STP4D: Spatio-Temporal-Prompt Consistent Modeling for Text-to-4D Gaussian Splatting
Yunze Deng, Haijun Xiong, Bin Feng, Xinggang Wang, Wenyu Liu
TL;DR
STP4D tackles the problem of spatio-temporal-prompt misalignment in text-to-4D generation by introducing a unified framework that combines Time-varying Prompt Embedding, Geometric Information Enhancement, and Temporal Extension Deformation. By integrating DDIM-based diffusion with 4D Gaussian Splatting and a GroupFormer-enabled geometry module, it achieves high-quality, temporally coherent 4D content with rapid inference (~$4.6$s per asset) on Diffusion4D. The work demonstrates state-of-the-art quantitative gains in CLIP-based semantic alignment and FVD, supported by ablations that confirm the essential roles of each module and constraint. While effective, it notes limitations due to dataset scale and fixed Gaussian counts, suggesting that richer datasets and larger models could further enhance performance in complex scenes.
Abstract
Text-to-4D generation is rapidly developing and widely applied in various scenarios. However, existing methods often fail to incorporate adequate spatio-temporal modeling and prompt alignment within a unified framework, resulting in temporal inconsistencies, geometric distortions, or low-quality 4D content that deviates from the provided texts.

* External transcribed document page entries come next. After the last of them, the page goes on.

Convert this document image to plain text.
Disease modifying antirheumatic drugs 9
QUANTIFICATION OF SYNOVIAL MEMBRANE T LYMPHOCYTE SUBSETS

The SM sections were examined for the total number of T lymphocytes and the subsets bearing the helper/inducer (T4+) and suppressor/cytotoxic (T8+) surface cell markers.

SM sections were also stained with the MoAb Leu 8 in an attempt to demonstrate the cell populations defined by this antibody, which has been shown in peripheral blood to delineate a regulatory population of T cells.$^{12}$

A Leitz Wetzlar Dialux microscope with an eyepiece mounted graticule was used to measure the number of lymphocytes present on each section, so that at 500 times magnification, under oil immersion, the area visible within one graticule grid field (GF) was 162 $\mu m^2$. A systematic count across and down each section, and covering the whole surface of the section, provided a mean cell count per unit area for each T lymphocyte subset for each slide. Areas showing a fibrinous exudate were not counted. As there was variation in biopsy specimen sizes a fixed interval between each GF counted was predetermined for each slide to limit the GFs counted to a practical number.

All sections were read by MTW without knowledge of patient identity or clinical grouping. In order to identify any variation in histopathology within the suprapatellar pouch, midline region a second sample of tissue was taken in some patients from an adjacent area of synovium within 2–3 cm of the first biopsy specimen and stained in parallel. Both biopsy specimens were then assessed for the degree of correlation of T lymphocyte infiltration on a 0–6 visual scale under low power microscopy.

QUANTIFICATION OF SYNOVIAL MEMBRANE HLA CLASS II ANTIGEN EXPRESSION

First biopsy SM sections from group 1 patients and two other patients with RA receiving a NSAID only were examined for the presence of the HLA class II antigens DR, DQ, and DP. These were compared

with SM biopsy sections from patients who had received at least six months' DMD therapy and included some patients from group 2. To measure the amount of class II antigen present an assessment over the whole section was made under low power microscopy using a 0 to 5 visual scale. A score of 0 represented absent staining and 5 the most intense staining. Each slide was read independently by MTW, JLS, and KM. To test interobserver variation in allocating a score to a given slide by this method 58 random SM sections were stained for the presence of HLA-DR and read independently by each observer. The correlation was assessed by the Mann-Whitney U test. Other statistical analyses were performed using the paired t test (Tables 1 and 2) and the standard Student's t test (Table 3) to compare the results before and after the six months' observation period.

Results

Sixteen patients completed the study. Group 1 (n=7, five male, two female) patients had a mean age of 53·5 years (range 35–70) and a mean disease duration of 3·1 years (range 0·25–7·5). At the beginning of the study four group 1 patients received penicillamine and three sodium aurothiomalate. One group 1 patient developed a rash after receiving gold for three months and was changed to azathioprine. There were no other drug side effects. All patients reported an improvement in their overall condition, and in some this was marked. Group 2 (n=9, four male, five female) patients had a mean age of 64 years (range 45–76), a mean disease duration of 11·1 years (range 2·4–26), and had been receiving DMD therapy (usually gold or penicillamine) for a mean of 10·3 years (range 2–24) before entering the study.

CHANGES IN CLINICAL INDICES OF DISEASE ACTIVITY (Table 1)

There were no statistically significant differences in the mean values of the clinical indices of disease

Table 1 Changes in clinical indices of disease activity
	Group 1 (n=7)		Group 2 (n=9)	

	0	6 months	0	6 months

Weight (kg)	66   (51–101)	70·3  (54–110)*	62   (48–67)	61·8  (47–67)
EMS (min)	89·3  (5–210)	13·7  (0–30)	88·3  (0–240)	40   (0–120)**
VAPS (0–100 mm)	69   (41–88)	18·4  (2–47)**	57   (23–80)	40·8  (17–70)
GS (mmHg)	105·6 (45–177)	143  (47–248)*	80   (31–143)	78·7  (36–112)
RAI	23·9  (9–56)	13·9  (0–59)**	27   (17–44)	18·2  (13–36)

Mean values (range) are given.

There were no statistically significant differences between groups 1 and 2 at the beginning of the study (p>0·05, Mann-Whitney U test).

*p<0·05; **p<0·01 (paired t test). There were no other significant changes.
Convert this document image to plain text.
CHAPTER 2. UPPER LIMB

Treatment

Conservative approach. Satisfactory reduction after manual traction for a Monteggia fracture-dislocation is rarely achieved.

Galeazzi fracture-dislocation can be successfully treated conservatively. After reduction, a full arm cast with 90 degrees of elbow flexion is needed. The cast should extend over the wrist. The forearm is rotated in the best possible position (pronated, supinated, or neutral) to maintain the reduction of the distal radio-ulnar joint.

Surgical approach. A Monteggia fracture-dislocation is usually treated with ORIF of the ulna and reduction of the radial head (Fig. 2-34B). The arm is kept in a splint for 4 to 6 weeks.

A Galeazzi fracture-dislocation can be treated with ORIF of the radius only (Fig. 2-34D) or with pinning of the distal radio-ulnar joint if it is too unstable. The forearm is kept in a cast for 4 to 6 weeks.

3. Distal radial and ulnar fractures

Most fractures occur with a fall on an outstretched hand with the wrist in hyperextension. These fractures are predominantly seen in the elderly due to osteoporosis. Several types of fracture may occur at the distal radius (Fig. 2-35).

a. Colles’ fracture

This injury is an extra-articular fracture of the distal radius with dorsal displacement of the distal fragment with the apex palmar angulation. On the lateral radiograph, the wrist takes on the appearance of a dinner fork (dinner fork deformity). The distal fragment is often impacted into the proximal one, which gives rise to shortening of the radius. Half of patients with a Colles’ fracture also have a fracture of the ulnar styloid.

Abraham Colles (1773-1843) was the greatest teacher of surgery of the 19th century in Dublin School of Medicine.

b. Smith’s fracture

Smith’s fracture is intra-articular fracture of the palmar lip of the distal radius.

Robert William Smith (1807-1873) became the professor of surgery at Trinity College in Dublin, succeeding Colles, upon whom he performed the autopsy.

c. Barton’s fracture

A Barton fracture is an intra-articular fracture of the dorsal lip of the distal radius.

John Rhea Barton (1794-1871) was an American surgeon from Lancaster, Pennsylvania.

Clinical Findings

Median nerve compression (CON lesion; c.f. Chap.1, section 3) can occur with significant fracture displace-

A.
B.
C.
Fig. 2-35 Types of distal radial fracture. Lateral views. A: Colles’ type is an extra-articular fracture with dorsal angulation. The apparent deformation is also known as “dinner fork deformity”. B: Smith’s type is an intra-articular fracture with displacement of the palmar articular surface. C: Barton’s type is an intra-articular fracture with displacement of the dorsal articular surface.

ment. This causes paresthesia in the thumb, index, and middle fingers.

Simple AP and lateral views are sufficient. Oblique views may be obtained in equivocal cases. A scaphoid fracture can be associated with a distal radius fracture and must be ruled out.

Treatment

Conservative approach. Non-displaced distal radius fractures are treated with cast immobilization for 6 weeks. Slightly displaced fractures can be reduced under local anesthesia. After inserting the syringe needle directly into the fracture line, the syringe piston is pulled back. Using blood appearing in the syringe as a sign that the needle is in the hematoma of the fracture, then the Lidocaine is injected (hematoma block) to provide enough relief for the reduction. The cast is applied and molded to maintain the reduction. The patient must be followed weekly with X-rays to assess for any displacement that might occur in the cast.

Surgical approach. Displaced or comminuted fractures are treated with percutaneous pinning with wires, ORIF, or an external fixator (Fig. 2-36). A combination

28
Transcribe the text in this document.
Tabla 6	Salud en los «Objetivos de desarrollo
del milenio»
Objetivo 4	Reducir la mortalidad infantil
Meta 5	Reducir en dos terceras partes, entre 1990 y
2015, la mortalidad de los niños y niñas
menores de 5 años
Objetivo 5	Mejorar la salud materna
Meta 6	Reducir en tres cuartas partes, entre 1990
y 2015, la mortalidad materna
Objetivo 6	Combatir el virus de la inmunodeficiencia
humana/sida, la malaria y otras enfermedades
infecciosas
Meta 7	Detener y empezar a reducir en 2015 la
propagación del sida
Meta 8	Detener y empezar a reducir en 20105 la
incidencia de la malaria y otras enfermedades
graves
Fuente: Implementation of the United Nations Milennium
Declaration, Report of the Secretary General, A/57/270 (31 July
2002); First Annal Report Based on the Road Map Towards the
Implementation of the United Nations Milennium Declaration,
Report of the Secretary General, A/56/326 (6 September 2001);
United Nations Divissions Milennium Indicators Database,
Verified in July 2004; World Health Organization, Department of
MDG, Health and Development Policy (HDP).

Therefore, we propose STP4D, a novel approach that aims to integrate comprehensive spatio-temporal-prompt consistency modeling for high-quality text-to-4D generation. Specifically, STP4D employs three carefully designed modules: Time-varying Prompt Embedding, Geometric Information Enhancement, and Temporal Extension Deformation, which collaborate to accomplish this goal. Furthermore, STP4D is among the first methods to exploit the Diffusion model to generate 4D Gaussians, combining the fine-grained modeling capabilities and the real-time rendering process of 4DGS with the rapid inference speed of the Diffusion model. Extensive experiments demonstrate that STP4D excels in generating high-fidelity 4D content with exceptional efficiency (approximately 4.6s per asset), surpassing existing methods in both quality and speed.